Sarà febbraio il mese nero

Il picco del virus fa tremare

Tutti gli ospedali in provincia sono sotto pressione per l’influenza. I clinici dell’Asl: «Prima del Pronto Soccorso c’è il vostro medico»

VARESE - A dura prova tutti Pronto Soccorsi in provincia. Dall’azienda ospedaliera di Busto a quella di Gallarate, dal presidio di Saronno sino ad arrivare a l Circolo di Varese, le unità operative di Emergenza-Urgenza sono state intasate da pazienti accorsi a causa dell’influenza.
Emergenze a parte, tutti coloro che avrebbero potuto curarsi seguendo le indicazioni disposte dal proprio medico di medicina generale, i cosiddetti codici bianchi e verdi, sono stati “costretti” ad attendere per diverse ore (anche quattro) prima di essere visitati da uno dei camici bianchi dei Pronto Soccorsi.
Ma il peggio deve ancora arrivare, perché il picco influenzale è previsto nelle prossime settimane, nello specifico all’inizio di febbraio. Per evitare di ritrovarsi a trascorrere un intero pomeriggio al Pronto Soccorso, quando si potrebbe tranquillamente capire quale tipo di cura seguire per far fronte al proprio malessere attraverso canali diversi e più veloci, è bene non andare in panico.

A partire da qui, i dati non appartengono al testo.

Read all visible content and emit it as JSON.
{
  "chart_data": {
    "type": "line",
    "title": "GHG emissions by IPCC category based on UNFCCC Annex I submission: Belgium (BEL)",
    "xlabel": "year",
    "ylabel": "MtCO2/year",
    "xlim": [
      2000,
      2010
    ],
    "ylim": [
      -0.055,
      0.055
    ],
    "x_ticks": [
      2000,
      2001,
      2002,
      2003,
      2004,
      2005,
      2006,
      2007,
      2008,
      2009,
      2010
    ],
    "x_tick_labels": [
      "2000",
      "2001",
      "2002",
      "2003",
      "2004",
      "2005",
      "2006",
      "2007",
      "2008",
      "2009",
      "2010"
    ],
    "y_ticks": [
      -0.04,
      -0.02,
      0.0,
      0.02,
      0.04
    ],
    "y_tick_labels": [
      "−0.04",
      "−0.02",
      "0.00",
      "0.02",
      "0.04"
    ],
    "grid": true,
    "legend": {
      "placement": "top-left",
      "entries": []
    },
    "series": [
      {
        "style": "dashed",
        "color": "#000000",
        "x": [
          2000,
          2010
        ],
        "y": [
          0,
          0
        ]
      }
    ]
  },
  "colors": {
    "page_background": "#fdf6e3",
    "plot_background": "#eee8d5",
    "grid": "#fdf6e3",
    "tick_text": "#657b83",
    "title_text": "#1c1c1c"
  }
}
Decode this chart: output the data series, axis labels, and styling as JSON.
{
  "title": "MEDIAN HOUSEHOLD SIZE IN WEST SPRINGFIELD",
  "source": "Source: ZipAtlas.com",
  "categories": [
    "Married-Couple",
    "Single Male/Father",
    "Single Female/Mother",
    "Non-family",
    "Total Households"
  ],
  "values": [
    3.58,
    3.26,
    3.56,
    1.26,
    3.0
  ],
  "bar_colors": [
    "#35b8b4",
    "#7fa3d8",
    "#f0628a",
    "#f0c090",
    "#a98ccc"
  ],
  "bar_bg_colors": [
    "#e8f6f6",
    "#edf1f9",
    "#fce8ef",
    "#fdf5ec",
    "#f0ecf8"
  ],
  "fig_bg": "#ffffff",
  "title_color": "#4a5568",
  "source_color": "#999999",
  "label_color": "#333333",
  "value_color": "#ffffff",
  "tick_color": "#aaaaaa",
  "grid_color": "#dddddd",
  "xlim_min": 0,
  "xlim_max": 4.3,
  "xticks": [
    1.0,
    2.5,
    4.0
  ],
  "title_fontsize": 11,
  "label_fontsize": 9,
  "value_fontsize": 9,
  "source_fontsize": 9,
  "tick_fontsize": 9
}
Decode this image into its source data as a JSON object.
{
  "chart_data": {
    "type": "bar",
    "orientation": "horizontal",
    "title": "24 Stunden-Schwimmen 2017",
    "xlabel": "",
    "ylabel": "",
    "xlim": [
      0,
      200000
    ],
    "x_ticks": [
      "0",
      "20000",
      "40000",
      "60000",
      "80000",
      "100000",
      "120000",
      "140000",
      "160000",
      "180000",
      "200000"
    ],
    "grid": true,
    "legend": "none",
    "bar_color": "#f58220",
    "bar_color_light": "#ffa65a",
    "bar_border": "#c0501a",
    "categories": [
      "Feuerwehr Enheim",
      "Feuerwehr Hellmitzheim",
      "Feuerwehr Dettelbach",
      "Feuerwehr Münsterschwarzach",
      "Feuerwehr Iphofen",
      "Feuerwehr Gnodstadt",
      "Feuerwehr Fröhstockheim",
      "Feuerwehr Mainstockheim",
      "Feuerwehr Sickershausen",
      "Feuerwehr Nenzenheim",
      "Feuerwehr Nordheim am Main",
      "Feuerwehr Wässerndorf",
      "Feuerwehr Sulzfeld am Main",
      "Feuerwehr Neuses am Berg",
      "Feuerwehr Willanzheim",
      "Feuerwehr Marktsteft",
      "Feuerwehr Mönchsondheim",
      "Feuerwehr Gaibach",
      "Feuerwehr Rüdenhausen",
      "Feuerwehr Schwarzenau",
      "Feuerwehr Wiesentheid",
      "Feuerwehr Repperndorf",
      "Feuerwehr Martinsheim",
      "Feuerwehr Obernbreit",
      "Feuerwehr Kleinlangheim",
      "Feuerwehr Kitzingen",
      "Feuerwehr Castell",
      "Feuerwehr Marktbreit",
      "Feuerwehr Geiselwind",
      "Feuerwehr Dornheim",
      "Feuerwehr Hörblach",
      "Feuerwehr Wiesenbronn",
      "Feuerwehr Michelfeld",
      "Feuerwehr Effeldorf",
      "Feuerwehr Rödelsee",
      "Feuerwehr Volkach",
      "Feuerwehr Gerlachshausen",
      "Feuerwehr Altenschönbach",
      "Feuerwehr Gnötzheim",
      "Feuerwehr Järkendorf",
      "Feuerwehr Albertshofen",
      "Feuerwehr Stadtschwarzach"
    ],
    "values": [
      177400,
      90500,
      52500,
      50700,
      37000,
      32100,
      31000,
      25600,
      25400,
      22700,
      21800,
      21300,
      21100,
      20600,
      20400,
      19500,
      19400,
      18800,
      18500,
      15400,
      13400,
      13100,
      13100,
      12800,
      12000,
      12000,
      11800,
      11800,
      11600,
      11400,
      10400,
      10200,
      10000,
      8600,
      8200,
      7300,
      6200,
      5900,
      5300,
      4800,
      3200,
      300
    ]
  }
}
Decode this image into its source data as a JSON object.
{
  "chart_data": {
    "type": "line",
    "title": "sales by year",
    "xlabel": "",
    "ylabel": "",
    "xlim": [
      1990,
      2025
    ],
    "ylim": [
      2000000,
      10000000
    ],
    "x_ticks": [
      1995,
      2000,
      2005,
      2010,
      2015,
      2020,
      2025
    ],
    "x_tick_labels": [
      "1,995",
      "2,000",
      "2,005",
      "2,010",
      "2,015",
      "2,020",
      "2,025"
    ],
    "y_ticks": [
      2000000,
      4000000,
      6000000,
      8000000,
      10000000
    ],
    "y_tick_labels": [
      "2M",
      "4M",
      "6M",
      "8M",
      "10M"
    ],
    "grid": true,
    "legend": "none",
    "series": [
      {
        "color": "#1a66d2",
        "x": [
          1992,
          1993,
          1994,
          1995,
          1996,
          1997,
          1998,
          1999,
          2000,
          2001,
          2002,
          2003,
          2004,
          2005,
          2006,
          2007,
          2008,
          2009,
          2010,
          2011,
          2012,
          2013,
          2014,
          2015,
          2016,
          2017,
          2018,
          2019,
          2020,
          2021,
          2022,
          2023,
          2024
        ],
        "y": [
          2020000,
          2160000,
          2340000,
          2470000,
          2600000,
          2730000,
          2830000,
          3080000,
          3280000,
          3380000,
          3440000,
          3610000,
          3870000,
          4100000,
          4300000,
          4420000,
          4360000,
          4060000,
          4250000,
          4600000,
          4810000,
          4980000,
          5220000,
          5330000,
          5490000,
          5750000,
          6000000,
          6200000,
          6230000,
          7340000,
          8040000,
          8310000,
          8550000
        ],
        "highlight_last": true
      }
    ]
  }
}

La febbre alleata dei bambini

«I principali motivi per cui i bambini arrivano nei Pronto Soccorsi pediatrici sono l’influenza e la diarrea» spiega Enrico Frattini della Struttura semplice valenza dipartimentale dell’Asl di Varese.
«Negli ultimi anni abbiamo lavorato tanto con i pediatri affinché le patologie pediatriche più frequenti di carattere generale vengano gestire sul territorio, attraverso una campagna che prende il nome “La febbre, una alleata dei bambini”. Quindi, è buona prassi che i genitori sappiano che prima di correre al Pronto Soccorso, andrebbe contattato il pediatra e nel caso in cui il pediatra non fosse reperibile ci sono i medici di continuità assistenziale che valutano le priorità».
La stessa cosa vale per gli adulti sani. La regola è “no panic”, i medici di medicina generale è quello di continuità assistenziale sono le figure professionali giuste per gestire la cura del virus influenzale. Nella nostra provincia sono presenti 592 medici di medicina generale e 120 pediatri.
«Al momento solo poco più di centinaio di questi medici operano in studi singoli - continua Frattini -Tutti gli altri lavorano sotto forma di forme associative o fanno parte di un gruppo di medici che quindi garantiscono una copertura di circa dieci ore giornaliere di presenza».
Inoltre, ogni distretto sanitario trasmette giornalmente una nota, attraverso la piattaforma informatica, di pazienti particolarmente fragili cosicché se queste persone dovessero non sentirsi bene, i medici di continuità assistenziale possono reperire la loro cartella clinica attraverso la rete.

La battuta d’arresto dei vaccini

Le criticità riscontrate in questo periodo nei Pronto Soccorsi della nostra provincia dipendono anche dalla drastica battuta d’arresto che ha avuto la campagna vaccinale a causa dell’allarme suscitato a seguito del ritiro cautelativo di alcuni lotti del vaccino antinfluenzale Fluad, per alcune morti sospette.
L’allarme si è scatenato nel bel mezzo della campagna antinfluenzale: le comunicazioni di rassicurazioni successive, dopo che è stato accertato che non vi erano correlazioni tra il vaccino antinfluenzale e i decessi, non hanno avuto lo stesso impatto sulla popolazione.
«I dati provvisori sull’andamento della campagna antinfluenzale 2014/2015, al 31 dicembre 2014 - spiega in una nota Franca Sambo, responsabile Prevenzione e Promozione della salute, Dipartimento di Prevenzione Medico dell’Asl di Varese - evidenziano una riduzione di circa il 4% dell’adesione degli over 65 anni rispetto allo scorso anno (rendicontate 75469 dosi di vaccino con un’adesione del 39,8%)».
Questo calo si traduce in un maggior numero di persone colpite dal virus influenzale e, nel caso di pazienti con patologie già in corso o grandi anziani, le complicanze che possono emergere spesso si traducono in ricoveri ospedalieri.